Changes in the upward or downward trend of the stock being measured are identified by the stock price or index crossing over its moving average, rather than a change in direction of the moving average itself. According to the moving average theory, when a stock price moves below its moving average, a change is signaled from a rising to a declining market; when a stock price moves above its moving average, the end of the declining trend is signaled.

A disadvantage of the simple moving average approach is that it will allow an extreme high or extreme low to distort the true value of the stock, possibly giving false buy or sell signals or rapid whipsaws.

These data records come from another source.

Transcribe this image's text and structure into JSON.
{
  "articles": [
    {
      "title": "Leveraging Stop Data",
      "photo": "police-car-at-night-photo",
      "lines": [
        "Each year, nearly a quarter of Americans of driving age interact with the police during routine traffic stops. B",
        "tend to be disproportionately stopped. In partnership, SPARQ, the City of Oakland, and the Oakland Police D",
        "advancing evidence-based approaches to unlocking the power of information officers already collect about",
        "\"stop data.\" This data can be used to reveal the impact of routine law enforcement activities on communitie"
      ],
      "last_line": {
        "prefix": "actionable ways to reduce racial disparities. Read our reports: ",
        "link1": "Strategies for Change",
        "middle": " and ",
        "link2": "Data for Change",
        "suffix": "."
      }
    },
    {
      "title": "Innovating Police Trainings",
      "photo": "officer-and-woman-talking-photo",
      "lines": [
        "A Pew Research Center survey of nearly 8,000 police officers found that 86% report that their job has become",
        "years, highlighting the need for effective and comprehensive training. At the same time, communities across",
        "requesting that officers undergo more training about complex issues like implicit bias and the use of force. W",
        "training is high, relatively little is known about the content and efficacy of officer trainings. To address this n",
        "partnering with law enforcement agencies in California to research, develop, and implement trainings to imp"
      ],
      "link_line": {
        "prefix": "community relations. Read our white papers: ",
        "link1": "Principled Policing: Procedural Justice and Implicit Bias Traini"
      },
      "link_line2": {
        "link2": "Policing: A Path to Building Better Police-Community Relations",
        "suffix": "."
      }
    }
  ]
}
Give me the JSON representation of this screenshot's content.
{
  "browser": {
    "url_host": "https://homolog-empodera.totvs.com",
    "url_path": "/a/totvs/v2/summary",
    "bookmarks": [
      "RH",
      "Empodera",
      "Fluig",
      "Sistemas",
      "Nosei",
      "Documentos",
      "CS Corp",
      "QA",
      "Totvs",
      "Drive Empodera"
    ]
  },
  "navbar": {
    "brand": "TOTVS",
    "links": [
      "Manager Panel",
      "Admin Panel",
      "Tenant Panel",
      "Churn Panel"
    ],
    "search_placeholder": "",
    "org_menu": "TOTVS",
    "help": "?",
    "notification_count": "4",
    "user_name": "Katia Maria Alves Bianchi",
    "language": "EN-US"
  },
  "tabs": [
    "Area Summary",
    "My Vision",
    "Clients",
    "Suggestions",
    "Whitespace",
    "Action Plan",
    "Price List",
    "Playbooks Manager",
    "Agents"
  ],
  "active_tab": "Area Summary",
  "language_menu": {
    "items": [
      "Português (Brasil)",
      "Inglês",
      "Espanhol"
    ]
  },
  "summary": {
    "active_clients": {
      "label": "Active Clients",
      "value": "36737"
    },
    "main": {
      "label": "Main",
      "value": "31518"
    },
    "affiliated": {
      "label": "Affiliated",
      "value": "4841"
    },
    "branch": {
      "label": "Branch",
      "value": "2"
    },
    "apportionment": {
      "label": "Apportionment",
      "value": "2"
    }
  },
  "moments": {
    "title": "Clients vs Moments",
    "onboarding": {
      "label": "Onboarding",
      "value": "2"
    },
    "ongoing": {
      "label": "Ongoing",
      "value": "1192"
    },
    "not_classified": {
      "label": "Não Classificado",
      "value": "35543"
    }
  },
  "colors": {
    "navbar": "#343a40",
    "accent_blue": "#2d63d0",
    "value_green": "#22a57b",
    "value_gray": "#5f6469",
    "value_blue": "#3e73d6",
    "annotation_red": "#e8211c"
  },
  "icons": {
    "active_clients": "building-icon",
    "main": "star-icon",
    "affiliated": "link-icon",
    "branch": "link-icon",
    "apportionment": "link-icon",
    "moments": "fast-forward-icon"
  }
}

Exponential Moving Average

To overcome the distortion caused by extreme highs or lows, the exponential moving average weights recent closing prices more heavily than earlier closing prices. Many market technicians consider the exponential moving average to be a more accurate indicator than a simple moving average.

To calculate an exponential moving average, Telescan first calculates a simple average for the desired period. Then it uses the following formula for each new moving average:

[ Last MA Value x ( 1 - 2/L+1 )] + [ NP x 2/L+1 ]


MA = Moving Average
L = Length of Moving Average
NP = Most Recent Closing Price of Stock

For example, let's say the simple moving average of a certain stock over a 19-day period is 100 and the stock closed today at 105. If we plug these figures into the above formula (Last MA Value = 100, L = 19, and NP (New Price) = 105), the New Moving Average will be 100.5. The same formula is used to figure consecutive values for the remaining periods.

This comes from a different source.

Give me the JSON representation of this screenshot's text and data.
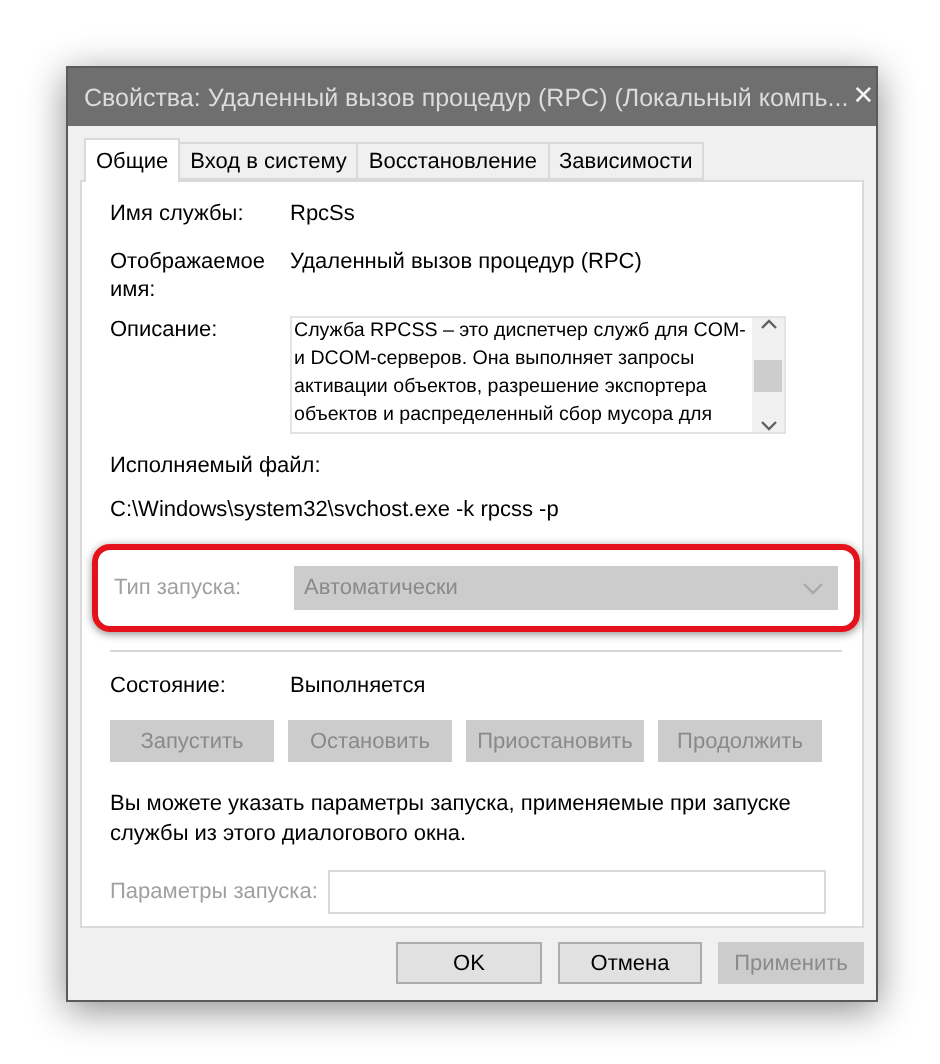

  • A buy signal (positive breakout) is given when the MACD graph is in an oversold condition below the origin and the MACD line crosses above the signal line.

  • A sell signal (negative breakout) is given when the MACD graph is in an overbought condition above the origin and the MACD line falls below the signal line.

  • Significant MACD signals occur far from the zero line. When the MACD line is far from the zero line, it shows that the public is reacting to the emotion of the trend. Thus, when the crowd surges in the opposite direction and a crossover occurs, the implication is strong. Crossovers in the vicinity of the zero line suggest that public emotion is flat and disinterested and often do not lead to productive moves.

  • The amount of divergence between the MACD line and the signal line is important-the greater divergence, the stronger the signal.